Александра чувствовала, что каждая клеточка тела кричала и умоляла бежать, что сзади неё и не человек вовсе, а кто-то больше, кто-то о ком она даже не могла подумать. Саша стояла, боясь пошевелиться, как презренный слуга, разгневавший своего хозяина, которого не мог увидеть. Холодная рука коснулась её волос. От головы до пят побежали непрошенные мурашки. Рука нежно убрала тяжёлые пряди, до этого лежащие поверх плеч, на спину, освобождая путь к лицу и шее. Обжигающее дыхание стоящего за спиной Воланда тронуло сначала волосы, а затем ухо Александры, от чего рваный вздох, раздавшийся в маленьком помещении, ощущался как вскрик. Для Саши больше никого и ничего не существовало кроме Воланда, стоящего за ней, и его шепчущих губ, легко касающихся мочки.
— Ничего, — Сатана отстранился от альтистки, испытывая триумф.

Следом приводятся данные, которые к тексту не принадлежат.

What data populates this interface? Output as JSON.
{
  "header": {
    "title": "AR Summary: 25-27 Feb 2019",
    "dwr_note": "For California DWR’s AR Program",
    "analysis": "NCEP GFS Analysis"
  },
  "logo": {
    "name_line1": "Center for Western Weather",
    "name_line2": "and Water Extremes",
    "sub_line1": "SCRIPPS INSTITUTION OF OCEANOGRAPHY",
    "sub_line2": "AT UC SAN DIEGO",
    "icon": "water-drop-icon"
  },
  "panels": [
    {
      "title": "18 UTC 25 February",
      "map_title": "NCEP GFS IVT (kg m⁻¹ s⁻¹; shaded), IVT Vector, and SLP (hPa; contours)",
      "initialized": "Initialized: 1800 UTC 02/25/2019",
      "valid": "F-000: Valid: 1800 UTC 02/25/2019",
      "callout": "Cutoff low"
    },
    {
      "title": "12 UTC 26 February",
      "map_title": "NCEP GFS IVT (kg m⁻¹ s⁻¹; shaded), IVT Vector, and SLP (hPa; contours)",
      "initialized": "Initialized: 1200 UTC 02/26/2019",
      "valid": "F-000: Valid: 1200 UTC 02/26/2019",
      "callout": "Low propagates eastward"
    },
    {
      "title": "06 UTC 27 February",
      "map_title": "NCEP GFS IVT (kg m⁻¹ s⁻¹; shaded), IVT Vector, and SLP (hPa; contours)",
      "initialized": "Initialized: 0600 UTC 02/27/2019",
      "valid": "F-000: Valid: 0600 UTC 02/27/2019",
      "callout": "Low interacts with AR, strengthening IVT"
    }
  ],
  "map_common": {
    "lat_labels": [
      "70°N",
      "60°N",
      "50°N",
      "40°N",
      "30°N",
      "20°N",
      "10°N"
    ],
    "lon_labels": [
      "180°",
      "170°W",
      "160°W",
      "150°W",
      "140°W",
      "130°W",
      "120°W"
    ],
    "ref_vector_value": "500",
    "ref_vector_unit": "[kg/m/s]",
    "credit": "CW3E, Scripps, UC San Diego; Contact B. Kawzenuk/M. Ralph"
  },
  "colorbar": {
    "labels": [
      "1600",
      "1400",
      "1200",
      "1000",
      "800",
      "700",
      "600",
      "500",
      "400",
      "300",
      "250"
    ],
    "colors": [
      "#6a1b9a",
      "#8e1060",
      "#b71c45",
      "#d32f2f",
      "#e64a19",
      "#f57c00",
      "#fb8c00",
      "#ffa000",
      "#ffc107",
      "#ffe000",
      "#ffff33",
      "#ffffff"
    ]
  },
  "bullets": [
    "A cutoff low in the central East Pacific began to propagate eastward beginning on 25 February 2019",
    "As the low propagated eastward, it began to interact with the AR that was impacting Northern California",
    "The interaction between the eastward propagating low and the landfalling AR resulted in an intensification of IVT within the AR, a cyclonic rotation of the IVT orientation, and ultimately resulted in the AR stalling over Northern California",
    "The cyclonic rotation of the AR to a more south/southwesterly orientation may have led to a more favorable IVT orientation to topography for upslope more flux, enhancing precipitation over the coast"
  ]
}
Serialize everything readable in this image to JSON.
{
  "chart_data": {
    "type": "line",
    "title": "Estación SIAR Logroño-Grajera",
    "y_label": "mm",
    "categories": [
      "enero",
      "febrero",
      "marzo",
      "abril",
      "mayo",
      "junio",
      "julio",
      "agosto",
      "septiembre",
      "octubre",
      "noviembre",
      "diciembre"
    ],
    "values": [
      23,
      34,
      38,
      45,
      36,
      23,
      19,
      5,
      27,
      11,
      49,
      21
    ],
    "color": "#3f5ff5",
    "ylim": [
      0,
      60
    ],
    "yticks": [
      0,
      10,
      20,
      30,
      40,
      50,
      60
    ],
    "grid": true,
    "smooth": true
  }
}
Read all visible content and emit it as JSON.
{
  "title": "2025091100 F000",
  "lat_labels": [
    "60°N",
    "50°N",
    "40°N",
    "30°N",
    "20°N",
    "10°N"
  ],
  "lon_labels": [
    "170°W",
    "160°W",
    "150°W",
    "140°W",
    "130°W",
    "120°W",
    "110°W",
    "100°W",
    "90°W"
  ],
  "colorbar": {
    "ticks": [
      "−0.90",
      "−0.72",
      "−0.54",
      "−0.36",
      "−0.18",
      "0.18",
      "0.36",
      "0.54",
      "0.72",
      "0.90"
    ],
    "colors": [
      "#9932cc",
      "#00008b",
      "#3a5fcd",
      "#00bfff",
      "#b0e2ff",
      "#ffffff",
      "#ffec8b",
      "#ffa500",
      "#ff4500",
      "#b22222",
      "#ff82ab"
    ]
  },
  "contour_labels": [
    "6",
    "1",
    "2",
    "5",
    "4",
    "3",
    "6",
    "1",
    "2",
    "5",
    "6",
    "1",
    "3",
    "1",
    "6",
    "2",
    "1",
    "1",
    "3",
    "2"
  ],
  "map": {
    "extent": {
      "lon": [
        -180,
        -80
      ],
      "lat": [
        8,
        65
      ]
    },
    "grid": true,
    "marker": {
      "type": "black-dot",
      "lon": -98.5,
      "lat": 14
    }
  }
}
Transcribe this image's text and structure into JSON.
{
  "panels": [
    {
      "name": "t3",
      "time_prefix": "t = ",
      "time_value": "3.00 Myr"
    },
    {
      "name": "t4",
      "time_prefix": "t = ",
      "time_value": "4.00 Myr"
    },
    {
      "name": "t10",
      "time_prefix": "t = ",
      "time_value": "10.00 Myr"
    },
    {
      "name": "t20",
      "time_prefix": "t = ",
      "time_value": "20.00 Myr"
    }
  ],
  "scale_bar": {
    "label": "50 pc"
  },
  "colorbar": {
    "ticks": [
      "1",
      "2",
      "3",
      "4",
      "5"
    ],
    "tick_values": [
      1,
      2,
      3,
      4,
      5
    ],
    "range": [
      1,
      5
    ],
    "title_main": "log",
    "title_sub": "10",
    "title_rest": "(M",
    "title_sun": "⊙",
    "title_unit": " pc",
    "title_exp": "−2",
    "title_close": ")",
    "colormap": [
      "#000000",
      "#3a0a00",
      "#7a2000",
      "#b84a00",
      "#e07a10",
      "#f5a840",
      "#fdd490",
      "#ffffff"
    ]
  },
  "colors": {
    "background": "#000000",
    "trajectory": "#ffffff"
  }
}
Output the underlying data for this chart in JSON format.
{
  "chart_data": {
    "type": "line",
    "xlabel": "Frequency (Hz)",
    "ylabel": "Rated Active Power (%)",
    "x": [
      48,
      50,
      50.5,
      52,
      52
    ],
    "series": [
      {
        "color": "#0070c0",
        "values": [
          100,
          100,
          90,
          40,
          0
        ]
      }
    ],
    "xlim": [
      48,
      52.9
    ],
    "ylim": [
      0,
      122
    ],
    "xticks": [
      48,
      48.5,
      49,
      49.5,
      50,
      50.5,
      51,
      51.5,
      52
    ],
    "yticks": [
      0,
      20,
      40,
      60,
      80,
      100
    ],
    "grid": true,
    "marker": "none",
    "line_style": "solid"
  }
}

Перед глазами почему-то стало мутить. Полуголая рыжая бестия с неприкрытым злорадством смотрела на Александру Ильиничну и смеялась. Повернув кружившуюся голову, она увидела как в комнате появились высокий мужчина и чёрный кот, пытающиеся ей что-то сказать, но альтистка ничего не слышала — её словно поместили в вакуум. Ноги Саши совсем перестали слушаться. Комната начала вращаться. Перед глазами замелькали лица мужчины в пенсне, Бегемота, Геллы, Азазелло, и последним, что увидела девушка, было жутко искривлённое от смеха лицо Воланда, восседающего на коричневом кресле с высокой спинкой.
«Чертовщина…»
***
В беспамятстве Александра Ильинична провела оставшуюся ночь и половину утра следующего дня. Глаза сильно слиплись, из-за чего открывать их было не просто тяжело, а чертовски больно. Сухость нещадно резала стенки горла. Саша обнаружила себя лежащей в своей постели. Простынь и наволочка были влажными от пота. Голова была свободна от мыслей. Комната была такой же как и всегда: коричневый стол возле окна с разбросанными по нему нотами, деревянный стул, на спинке которого висел серый пиджак Миши, чёрный кейс с инструментом стоял возле стены, находясь в тени большого платяного шкафа. Только не хватало прикроватной лампы с золотистой бахромой, напоминающей своим отсутствием ночную историю.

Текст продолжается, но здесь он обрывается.